Ela deu o nome de “arroba do dia” à estratégia. Na manhã de segunda-feira, 16 de fevereiro de 2026, a paraibana Letícia, de 24 anos, publicou um vídeo pedindo que os seguidores fizessem um mutirão para marcar o jogador Richarlison e garantiu que daria certo. Deu, conforme reportagem de Gabriel Lima publicada pelo portal Metrópoles em 18 de fevereiro de 2026 e cobertura da imprensa paraibana nos dias anteriores.

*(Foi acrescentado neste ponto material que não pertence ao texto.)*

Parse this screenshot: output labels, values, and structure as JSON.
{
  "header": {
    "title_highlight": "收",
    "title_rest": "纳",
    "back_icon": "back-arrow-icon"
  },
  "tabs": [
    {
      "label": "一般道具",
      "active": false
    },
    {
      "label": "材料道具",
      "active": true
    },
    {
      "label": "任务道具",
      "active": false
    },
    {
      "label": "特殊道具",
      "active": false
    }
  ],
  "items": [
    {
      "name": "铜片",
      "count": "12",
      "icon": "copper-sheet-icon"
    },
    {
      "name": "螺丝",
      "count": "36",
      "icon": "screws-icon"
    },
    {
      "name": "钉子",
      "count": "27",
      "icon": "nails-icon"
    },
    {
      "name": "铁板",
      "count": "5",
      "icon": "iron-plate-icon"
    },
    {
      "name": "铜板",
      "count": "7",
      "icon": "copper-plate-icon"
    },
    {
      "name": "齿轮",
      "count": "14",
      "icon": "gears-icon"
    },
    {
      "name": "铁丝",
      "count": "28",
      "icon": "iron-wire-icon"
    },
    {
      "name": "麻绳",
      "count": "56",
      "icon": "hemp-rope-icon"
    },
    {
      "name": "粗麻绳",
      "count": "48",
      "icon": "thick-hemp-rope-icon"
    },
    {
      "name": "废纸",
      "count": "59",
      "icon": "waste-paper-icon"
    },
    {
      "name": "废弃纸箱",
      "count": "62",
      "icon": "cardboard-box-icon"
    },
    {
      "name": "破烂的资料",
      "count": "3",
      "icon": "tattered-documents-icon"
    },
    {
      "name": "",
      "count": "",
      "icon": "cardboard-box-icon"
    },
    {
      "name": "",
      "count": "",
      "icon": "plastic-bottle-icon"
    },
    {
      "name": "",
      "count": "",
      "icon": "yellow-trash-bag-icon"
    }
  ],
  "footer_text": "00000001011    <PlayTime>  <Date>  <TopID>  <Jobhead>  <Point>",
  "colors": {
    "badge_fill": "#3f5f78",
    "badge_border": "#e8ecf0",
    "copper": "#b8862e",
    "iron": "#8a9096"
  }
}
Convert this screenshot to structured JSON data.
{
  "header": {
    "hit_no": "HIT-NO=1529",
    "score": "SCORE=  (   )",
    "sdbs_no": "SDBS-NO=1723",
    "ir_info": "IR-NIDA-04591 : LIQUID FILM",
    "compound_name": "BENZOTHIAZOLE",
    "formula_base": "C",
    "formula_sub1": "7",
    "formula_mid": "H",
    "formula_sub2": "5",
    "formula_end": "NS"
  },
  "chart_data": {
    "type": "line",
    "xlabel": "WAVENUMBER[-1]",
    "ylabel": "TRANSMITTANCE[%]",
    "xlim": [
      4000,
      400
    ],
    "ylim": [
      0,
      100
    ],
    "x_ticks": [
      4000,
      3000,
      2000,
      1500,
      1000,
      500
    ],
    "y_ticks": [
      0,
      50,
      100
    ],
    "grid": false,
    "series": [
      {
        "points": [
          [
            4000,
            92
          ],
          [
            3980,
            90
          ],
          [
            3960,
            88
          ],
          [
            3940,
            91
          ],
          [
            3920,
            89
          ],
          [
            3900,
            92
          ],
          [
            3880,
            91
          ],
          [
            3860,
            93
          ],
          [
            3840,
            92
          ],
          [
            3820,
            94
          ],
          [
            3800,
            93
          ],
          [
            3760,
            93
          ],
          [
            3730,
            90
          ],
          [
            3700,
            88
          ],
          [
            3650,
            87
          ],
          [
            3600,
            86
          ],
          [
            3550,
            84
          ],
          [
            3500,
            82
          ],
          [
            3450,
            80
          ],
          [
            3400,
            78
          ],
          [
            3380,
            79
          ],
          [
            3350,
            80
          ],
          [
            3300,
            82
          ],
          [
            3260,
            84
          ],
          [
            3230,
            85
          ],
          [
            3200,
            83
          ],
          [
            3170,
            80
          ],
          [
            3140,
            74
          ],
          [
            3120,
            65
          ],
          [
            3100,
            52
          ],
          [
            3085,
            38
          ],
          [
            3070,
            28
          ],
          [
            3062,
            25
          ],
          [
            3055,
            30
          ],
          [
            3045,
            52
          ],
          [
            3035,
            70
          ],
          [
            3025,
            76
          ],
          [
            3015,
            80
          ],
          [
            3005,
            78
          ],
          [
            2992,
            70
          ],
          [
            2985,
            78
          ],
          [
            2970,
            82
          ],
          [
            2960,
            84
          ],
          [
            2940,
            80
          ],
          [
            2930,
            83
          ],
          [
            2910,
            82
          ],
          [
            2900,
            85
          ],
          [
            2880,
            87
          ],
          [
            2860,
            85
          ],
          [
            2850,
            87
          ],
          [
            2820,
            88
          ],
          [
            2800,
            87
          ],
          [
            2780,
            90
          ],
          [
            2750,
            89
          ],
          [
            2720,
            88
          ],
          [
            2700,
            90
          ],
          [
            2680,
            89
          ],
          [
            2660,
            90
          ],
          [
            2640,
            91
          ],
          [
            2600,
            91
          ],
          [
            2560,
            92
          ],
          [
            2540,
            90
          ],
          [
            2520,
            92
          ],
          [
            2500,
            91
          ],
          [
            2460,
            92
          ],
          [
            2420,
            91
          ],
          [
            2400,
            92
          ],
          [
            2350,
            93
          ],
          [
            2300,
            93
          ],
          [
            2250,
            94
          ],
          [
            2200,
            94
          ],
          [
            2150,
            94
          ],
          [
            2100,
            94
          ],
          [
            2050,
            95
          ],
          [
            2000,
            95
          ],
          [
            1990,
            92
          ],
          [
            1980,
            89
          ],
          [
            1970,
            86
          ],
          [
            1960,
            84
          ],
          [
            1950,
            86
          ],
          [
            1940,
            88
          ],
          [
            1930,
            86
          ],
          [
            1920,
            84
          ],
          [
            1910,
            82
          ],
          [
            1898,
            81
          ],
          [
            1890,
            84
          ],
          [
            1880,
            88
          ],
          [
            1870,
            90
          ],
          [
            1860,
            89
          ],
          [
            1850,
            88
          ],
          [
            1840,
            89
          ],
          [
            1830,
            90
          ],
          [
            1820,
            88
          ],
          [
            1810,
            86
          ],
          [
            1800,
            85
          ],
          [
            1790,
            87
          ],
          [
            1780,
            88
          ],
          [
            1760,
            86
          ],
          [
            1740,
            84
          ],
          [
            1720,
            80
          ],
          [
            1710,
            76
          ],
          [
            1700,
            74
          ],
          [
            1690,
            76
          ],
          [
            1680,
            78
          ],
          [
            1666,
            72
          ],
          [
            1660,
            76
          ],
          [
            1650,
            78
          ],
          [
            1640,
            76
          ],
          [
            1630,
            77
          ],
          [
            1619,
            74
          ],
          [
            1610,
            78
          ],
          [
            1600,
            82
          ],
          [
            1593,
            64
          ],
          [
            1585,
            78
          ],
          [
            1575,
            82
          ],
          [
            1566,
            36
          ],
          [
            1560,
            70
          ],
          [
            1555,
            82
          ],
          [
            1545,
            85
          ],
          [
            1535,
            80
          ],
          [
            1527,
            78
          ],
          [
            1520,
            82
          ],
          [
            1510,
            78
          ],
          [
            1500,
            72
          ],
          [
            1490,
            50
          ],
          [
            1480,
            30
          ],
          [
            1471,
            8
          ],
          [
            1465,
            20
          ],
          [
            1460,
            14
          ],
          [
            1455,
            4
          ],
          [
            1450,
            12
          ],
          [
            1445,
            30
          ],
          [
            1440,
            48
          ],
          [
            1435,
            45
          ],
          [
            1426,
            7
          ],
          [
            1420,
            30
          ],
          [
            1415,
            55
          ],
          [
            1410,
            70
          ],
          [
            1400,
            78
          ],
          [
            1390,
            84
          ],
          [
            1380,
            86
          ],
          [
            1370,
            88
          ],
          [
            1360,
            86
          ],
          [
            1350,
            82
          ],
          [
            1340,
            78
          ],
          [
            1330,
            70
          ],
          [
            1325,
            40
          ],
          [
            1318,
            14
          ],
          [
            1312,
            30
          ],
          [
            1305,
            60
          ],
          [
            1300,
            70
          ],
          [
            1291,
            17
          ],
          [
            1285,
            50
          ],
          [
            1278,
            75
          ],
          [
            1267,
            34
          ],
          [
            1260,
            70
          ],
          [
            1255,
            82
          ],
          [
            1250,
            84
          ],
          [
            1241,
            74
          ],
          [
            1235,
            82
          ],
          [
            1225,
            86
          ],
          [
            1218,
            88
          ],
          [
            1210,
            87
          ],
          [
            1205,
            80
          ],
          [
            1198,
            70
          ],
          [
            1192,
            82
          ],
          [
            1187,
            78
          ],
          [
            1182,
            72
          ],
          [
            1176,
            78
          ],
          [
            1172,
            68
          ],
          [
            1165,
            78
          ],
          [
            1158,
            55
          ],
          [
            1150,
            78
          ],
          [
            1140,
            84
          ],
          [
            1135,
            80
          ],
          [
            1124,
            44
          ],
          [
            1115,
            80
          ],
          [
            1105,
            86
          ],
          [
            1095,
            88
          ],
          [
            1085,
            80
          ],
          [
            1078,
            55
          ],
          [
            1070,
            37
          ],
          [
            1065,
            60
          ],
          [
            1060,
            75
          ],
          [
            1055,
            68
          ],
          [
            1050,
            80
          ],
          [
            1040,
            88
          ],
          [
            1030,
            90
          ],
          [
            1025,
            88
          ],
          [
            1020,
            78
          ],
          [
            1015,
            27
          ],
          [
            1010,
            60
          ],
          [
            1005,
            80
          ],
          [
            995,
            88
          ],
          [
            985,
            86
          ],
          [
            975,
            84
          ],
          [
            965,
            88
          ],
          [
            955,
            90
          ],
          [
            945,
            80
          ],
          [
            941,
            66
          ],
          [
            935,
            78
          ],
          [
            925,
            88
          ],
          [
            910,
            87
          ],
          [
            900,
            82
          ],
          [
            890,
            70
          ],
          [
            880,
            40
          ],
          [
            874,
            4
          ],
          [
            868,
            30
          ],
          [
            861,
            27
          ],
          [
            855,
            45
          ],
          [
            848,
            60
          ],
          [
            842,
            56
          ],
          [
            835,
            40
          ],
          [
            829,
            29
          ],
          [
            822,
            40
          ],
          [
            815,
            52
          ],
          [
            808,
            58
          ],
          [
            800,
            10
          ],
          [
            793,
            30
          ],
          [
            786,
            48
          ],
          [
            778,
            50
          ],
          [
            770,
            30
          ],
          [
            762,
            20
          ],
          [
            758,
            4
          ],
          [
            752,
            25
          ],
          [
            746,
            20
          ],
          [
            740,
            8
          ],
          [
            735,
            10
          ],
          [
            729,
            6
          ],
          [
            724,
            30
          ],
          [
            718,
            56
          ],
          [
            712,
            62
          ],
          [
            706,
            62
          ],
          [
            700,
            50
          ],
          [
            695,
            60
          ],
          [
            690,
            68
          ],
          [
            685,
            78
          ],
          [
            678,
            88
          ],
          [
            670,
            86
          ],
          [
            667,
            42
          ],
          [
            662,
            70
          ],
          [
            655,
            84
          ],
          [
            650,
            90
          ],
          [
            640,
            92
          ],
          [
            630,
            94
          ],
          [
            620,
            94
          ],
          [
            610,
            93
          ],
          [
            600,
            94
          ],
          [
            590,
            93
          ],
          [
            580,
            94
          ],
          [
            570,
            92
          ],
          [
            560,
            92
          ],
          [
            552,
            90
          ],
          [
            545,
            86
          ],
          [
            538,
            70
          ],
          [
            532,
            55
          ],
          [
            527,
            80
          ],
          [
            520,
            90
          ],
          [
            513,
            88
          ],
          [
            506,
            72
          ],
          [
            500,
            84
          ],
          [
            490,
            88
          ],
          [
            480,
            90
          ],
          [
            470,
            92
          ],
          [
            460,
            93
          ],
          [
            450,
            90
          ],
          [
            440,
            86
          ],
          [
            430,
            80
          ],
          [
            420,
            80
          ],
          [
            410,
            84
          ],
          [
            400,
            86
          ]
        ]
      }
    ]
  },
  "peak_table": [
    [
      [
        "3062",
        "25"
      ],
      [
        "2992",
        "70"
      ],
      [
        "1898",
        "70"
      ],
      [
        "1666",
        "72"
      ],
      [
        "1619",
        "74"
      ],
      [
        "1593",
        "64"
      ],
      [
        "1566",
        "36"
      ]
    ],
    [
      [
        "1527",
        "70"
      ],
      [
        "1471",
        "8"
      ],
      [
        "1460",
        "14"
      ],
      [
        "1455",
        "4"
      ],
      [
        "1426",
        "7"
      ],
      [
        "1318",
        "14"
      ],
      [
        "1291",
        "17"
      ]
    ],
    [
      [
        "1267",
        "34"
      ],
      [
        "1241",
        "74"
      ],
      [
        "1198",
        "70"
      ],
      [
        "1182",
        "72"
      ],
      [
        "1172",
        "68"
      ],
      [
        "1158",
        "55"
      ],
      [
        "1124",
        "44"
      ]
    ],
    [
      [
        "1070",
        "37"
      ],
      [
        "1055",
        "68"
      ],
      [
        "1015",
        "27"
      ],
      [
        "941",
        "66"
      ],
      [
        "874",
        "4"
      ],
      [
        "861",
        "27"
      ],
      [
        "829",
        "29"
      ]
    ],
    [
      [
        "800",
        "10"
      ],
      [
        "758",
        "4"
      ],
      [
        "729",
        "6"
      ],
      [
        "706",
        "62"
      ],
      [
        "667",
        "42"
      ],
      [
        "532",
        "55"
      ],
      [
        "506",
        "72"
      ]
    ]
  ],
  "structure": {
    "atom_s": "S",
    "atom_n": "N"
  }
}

Cerca de cinco horas depois daquela primeira publicação, ela voltou às redes para anunciar que o atacante do Tottenham e da Seleção Brasileira havia visto o vídeo, respondido e transferido R$ 200 mil para a campanha. A arrecadação saltou de R$ 124.465,18 para R$ 324.896,18, passando de 31% para mais de 81% da meta de R$ 400 mil. O dinheiro é destinado a próteses de alta tecnologia e ao processo de reabilitação.
O acidente que mudou tudo em janeiro de 2023

O que levou a jovem à campanha aconteceu três anos antes. Em 12 de janeiro de 2023, ela seguia para a faculdade quando foi atingida por um ônibus e arrastada por 36 metros.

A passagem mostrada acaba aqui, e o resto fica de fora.